それでは、この旅客流動を踏まえて東海道新幹線が長期間止まった場合の影響と代替交通を考えてみましょう。

 

・東京~名古屋間が止まった場合

この区間の運休はすぐに対応可能な代替交通機関がない分、影響が大きくなります。首都圏〜東海圏の旅客流動がストップするだけでなく、首都圏〜京阪神間の旅客流動の大半もストップしてしまう為です。
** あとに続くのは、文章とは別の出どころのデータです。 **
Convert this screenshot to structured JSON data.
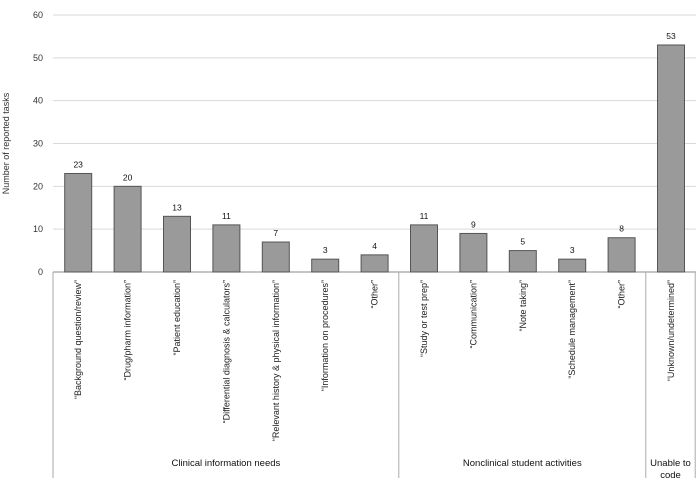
{
  "chart_data": {
    "type": "bar",
    "ylabel": "Number of reported tasks",
    "ylim": [
      0,
      60
    ],
    "yticks": [
      0,
      10,
      20,
      30,
      40,
      50,
      60
    ],
    "grid": true,
    "categories": [
      "“Background question/review”",
      "“Drug/pharm information”",
      "“Patient education”",
      "“Differential diagnosis & calculators”",
      "“Relevant history & physical information”",
      "“Information on procedures”",
      "“Other”",
      "“Study or test prep”",
      "“Communication”",
      "“Note taking”",
      "“Schedule management”",
      "“Other”",
      "“Unknown/undetermined”"
    ],
    "values": [
      23,
      20,
      13,
      11,
      7,
      3,
      4,
      11,
      9,
      5,
      3,
      8,
      53
    ],
    "groups": [
      {
        "label": "Clinical information needs",
        "start": 0,
        "end": 6
      },
      {
        "label": "Nonclinical student activities",
        "start": 7,
        "end": 11
      },
      {
        "label": "Unable to code",
        "start": 12,
        "end": 12
      }
    ],
    "bar_color": "#9a9a9a",
    "bar_edge_color": "#555555"
  }
}
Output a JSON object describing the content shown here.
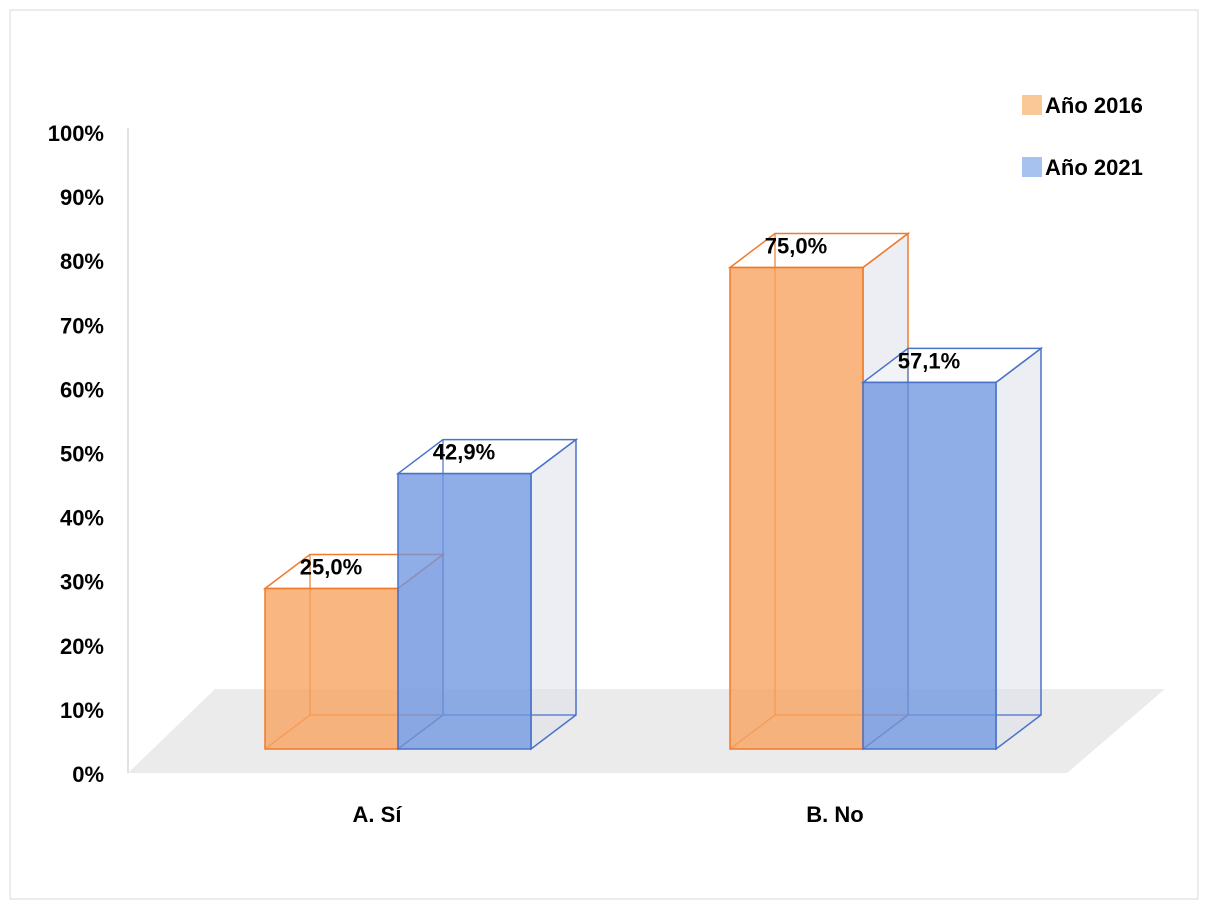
{
  "chart_data": {
    "type": "bar",
    "title": "",
    "xlabel": "",
    "ylabel": "",
    "categories": [
      "A. Sí",
      "B. No"
    ],
    "series": [
      {
        "name": "Año 2016",
        "values": [
          25.0,
          75.0
        ],
        "labels": [
          "25,0%",
          "75,0%"
        ],
        "color": "#F8A15C"
      },
      {
        "name": "Año 2021",
        "values": [
          42.9,
          57.1
        ],
        "labels": [
          "42,9%",
          "57,1%"
        ],
        "color": "#6F96DF"
      }
    ],
    "ylim": [
      0,
      100
    ],
    "yticks": [
      "0%",
      "10%",
      "20%",
      "30%",
      "40%",
      "50%",
      "60%",
      "70%",
      "80%",
      "90%",
      "100%"
    ],
    "grid": false,
    "legend": "top-right",
    "style": "3d-clustered-column"
  },
  "colors": {
    "series_2016_edge": "#F07A2C",
    "series_2021_edge": "#4A72C9",
    "floor": "#E4E4E4",
    "axis": "#D9D9D9"
  }
}
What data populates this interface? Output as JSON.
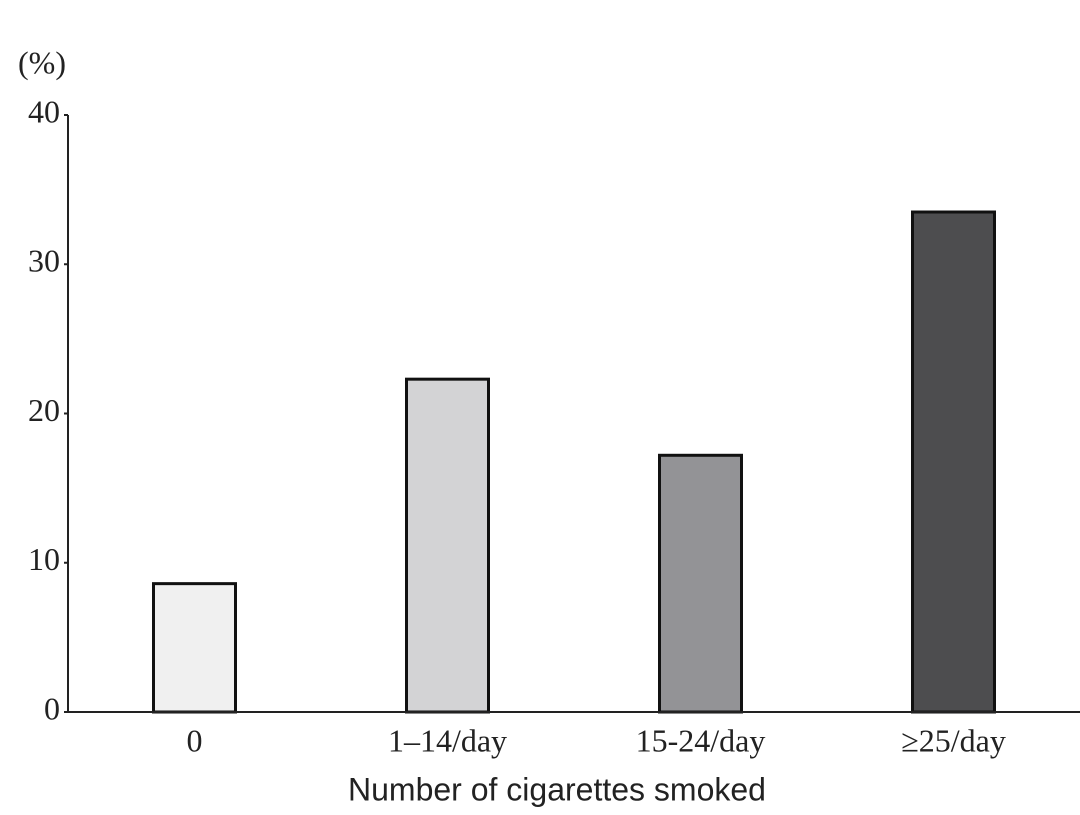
{
  "chart_data": {
    "type": "bar",
    "y_unit_label": "(%)",
    "x_axis_label": "Number of cigarettes smoked",
    "categories": [
      "0",
      "1–14/day",
      "15-24/day",
      "≥25/day"
    ],
    "values": [
      8.6,
      22.3,
      17.2,
      33.5
    ],
    "colors": [
      "#f0f0f0",
      "#d3d3d5",
      "#939396",
      "#4d4d4f"
    ],
    "ylim": [
      0,
      40
    ],
    "yticks": [
      0,
      10,
      20,
      30,
      40
    ],
    "grid": false
  }
}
このうち首都圏〜京阪神間は航空機の大型化や臨時便、北陸新幹線金沢経由の北回りルートである程度はカバーできますが、問題は首都圏〜東海圏。東海道新幹線への依存度が大きい分、万が一止まってしまうと1日8万人以上ある旅客を捌く術がなくなってしまう為です。

 

まず高速バスの臨時便は輸送力は微々たるものなので焼け石に水。航空路線も本数が限られる上に首都圏〜京阪神の代替輸送で手一杯になると思うので当てにはできません。そうなるとやはり鉄道での代替が一番現実的になります。

 

f:id:meihokuriku-alps:20191020173819j:plain

 

まず考えられるのは中央西線特急「しなの」の活用。中央東線特急「あずさ」で塩尻乗り換えか、北陸新幹線長野乗り換えの二つのルートが考えられますが、いずれの場合も乗り換えと4時間以上の所要時間が必要となります。しかも「しなの」も1時間に一往復程度、一列車あたりの輸送力も新幹線の三分の一程度なのでパンクするのは確実です。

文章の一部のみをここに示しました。